Abstract

Regional brain atrophy and an escalation in vascular risk are associated to increasing age in normal cognitive healthy persons. The present post-mortem study compares the incidence of cerebrovascular lesions between young-aged, middle-aged, and elderly cognitive normal persons with additional 7.0-tesla MRI). The patients consisted of 10 young adults, 20 middle-aged adults, and 14 elderly ones. In addition to the macroscopic visible cerebrovascular lesions, a whole coronal section of a cerebral hemisphere was taken for the semi-quantitative evaluation of white matter changes (WMCs), cortical micro-infarcts (CoMIs), and cortical micro-bleeds (CoMBs). Three separate coronal sections of a cerebral hemisphere were submitted to T2 and T2* MRI sequences for semi-quantitative evaluation of the small cerebrovascular lesions. Arterial hypertension, hypercholesterolemia, and the use of anti-thrombotic agents were found to be more frequent in the elderly group, and to a lesser degree in the middle-aged group. The neuropathological examination showed more severe WMCs and an increased number of CoMBs in the elderly group.
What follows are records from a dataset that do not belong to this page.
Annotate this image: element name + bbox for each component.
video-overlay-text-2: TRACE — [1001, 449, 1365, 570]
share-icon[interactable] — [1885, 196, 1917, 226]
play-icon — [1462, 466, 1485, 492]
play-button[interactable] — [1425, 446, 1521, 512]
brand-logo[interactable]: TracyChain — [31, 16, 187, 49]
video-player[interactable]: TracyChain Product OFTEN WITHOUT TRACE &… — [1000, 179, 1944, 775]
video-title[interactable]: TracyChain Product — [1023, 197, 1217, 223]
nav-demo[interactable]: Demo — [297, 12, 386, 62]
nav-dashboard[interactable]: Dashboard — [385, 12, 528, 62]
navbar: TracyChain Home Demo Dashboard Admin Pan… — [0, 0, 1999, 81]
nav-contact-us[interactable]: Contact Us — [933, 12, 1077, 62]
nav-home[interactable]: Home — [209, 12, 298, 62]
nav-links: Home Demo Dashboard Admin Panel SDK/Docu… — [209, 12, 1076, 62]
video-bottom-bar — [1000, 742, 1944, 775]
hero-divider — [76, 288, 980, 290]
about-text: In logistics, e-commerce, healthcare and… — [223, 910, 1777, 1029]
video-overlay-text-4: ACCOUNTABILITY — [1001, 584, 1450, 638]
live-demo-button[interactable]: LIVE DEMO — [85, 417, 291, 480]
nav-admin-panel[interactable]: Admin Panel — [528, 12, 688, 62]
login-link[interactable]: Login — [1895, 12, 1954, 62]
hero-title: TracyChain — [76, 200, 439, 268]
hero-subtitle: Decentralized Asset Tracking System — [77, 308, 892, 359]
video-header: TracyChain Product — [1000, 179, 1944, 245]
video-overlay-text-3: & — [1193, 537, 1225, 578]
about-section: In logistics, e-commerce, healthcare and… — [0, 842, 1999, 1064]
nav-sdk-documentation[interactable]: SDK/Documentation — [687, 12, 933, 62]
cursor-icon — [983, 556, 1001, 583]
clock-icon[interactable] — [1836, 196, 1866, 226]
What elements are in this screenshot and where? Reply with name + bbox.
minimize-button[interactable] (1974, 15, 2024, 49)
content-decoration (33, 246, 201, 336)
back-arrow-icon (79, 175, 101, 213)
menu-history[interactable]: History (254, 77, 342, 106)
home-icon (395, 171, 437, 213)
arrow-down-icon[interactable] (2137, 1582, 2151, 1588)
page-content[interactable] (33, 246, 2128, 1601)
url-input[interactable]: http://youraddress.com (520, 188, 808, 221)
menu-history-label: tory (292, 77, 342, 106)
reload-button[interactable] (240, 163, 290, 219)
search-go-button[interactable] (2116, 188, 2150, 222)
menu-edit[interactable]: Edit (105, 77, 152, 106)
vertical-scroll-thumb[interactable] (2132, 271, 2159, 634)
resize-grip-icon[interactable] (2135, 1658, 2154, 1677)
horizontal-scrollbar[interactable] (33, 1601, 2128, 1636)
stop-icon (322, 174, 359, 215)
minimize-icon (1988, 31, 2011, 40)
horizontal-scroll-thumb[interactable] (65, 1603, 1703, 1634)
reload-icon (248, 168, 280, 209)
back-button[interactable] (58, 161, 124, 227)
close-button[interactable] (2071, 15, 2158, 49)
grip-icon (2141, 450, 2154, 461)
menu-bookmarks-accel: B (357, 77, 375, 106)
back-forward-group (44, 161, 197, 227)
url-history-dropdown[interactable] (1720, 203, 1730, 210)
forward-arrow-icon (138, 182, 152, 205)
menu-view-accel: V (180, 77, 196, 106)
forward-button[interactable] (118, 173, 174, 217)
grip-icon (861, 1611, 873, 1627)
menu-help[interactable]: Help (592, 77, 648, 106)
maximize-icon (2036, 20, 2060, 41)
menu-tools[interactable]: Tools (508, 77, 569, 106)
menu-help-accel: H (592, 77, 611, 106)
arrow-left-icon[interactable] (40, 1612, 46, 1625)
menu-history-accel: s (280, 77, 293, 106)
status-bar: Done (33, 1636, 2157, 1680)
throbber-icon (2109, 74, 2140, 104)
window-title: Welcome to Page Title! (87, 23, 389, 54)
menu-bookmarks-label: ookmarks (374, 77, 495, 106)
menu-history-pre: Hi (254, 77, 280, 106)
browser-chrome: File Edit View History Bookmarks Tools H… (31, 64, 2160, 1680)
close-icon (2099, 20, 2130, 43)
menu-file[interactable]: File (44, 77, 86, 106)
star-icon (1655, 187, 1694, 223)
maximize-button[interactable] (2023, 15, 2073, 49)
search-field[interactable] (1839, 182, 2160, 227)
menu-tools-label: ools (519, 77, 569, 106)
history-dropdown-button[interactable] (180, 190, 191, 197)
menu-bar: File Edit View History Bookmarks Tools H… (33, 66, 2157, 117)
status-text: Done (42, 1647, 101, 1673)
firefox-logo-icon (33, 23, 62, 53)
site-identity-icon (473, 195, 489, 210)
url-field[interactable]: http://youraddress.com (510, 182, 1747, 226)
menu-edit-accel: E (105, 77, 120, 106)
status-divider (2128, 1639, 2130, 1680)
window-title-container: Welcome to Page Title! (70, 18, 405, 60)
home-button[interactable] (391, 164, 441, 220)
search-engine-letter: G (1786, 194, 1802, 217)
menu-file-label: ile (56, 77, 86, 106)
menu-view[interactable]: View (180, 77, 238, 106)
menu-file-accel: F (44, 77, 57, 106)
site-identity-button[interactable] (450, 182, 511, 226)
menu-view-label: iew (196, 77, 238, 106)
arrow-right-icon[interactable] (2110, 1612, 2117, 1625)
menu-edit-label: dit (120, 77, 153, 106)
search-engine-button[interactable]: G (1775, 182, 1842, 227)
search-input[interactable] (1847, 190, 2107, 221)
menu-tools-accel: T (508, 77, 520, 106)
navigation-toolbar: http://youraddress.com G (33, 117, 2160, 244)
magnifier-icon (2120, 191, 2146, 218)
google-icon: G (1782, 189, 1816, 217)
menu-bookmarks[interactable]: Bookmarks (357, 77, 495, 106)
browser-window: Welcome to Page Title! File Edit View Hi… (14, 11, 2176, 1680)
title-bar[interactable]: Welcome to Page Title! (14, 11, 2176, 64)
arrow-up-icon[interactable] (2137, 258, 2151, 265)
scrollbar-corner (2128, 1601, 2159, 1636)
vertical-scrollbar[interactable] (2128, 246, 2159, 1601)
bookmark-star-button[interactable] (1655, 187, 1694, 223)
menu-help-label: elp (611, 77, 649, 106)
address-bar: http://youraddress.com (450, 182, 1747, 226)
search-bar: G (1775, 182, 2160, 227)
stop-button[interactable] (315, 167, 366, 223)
On NMR the increased severity of WMCs was only found in the frontal and occipital sections of the elderly brains. CoMIs were augmented in the central and occipital sections of the middle-aged and the elderly persons. CoMBs were increased in all coronal sections of elderly as well as middle-aged groups. CoMIs reflect most significantly the cerebrovascular involvement of the aging brain. The increase of WMCs is probably mostly related the aging related neurodegenerative progression. The increase of CoMBs is probably due to mixed cerebrovascular and neurodegenerative pathology.